Wassup, Y'all!
Dang! What a difference a week makes! Last week our boy Donkey was clinging to the slim hope that our girl Scary Spice was steppin' out on him during the time that they were knockin' boots. Scary maintained from the beginning that Eddie was her baby's daddy but Eddie said 'no, we have to wait to see if that baby is mine' - a jacked up statement that followed a jacked up public jilting of Scary. Well, the waiting is over and Donkey is now the proud papa of a six pack of kids (five by his ex-wife and one by Scary).
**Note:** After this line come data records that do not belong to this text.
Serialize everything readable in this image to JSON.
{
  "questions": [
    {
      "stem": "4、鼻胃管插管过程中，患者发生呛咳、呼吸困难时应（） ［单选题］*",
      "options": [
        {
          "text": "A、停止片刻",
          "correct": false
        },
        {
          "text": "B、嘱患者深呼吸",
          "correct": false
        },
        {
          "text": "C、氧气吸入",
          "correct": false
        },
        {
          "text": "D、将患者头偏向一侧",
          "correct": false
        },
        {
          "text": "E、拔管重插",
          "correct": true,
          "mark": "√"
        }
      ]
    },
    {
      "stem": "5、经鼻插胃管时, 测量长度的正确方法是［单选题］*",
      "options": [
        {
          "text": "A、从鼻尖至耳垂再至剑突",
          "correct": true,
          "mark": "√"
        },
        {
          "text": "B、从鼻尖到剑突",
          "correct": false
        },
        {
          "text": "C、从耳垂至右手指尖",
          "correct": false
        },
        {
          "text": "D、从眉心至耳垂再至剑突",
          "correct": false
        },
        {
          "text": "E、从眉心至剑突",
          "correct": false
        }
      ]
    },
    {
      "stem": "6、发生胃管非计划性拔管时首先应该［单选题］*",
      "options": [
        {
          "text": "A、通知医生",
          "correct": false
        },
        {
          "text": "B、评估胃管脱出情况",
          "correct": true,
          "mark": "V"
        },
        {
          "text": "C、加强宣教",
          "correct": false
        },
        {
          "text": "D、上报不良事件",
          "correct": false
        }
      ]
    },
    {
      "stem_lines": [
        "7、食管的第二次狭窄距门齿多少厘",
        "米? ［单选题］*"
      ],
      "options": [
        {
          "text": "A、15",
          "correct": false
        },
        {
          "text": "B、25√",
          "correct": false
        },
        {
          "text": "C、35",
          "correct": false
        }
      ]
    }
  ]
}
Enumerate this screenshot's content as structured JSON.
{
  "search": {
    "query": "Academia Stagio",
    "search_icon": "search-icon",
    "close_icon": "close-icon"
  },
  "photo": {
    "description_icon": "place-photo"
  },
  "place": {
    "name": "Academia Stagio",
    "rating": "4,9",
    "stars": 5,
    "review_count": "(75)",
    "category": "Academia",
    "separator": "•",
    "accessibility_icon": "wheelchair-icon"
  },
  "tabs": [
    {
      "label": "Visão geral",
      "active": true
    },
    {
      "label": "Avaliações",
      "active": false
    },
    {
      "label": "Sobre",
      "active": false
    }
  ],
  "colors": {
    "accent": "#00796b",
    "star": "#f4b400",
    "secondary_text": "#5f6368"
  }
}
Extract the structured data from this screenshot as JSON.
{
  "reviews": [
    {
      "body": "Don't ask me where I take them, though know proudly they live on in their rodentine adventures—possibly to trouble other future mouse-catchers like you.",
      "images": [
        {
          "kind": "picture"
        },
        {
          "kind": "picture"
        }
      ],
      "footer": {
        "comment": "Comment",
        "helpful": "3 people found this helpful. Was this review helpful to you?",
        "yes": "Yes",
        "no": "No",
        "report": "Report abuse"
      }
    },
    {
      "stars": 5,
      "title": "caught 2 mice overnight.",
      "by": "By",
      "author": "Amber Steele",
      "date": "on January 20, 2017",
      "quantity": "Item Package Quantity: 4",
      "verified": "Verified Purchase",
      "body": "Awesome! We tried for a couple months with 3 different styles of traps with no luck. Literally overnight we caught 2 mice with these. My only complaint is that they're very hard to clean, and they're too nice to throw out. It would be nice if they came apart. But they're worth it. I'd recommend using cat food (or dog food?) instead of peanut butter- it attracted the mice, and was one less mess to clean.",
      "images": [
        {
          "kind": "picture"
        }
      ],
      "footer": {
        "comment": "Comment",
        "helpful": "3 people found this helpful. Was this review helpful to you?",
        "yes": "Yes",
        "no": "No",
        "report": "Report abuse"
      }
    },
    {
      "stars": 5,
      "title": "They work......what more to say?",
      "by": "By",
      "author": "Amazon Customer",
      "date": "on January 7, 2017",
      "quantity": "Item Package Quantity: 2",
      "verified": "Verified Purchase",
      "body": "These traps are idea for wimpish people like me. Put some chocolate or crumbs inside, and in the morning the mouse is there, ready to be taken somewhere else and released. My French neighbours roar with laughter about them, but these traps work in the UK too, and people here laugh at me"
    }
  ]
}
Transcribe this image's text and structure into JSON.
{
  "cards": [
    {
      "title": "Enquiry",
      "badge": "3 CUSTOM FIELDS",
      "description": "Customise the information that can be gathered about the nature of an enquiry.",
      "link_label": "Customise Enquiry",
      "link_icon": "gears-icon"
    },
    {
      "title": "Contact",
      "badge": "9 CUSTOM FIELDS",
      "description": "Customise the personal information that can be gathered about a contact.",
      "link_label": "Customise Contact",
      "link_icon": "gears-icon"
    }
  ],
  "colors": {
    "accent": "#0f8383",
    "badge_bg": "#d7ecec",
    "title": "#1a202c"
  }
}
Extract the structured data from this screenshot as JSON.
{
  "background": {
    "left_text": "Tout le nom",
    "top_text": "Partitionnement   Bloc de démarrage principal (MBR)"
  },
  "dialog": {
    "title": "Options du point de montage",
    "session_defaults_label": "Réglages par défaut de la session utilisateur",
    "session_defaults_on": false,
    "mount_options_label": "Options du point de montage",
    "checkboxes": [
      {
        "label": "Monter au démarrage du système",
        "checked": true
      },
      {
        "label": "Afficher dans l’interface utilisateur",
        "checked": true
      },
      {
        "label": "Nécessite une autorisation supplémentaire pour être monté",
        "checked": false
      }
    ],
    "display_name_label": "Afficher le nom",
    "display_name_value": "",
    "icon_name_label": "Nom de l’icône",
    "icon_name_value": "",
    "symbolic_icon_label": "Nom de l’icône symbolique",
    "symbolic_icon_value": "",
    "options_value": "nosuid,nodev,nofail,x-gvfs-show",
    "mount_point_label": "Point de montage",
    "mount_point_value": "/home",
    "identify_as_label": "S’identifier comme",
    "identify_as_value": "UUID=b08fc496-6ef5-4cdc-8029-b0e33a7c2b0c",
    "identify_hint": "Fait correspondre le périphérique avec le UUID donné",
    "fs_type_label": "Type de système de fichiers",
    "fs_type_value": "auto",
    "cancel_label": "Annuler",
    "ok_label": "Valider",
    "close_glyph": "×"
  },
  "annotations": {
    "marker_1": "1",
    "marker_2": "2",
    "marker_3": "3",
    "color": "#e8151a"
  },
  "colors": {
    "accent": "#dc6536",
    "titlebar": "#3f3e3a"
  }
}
Man - if that back alley prostitute hadn't turned out to be a transvestite back in the day we'd probably be talking at least seven crumb snatchers and that's getting into Shawn Kemp territory...
I'm here in the basement watching live coverage of shortys high fivin' all over town. I'm sure all are waiting with baited breath for a ruling on what the support payments will be. I'm thinkin' no more than 25 large a month if Eddie does the wise thing and hooks up with 50 Cent's lawyer cuz Fiddy is takin' his baby's mama Shaniqua (yes, that's right - Shaniqua) for a ride. Yes, yes, y'all - the top is so much better than the bottom - so much better...tho Eddie would have been wise to avoid both positions with Scary.
Homeboys, here's yet another cautionary tale of the benefits of safe sex. Not only can it save your life, it can also keep a stack of paper in your pocket, egg off your face and a whole bunch of crow out of your mouth. Hopefully when Scary makes it to Chi-town on that leg of the Spice Girls Reunion Tour, she'll break a bit off for ol Ty - given my support of her position - and help a brother finally get up on outta the basement.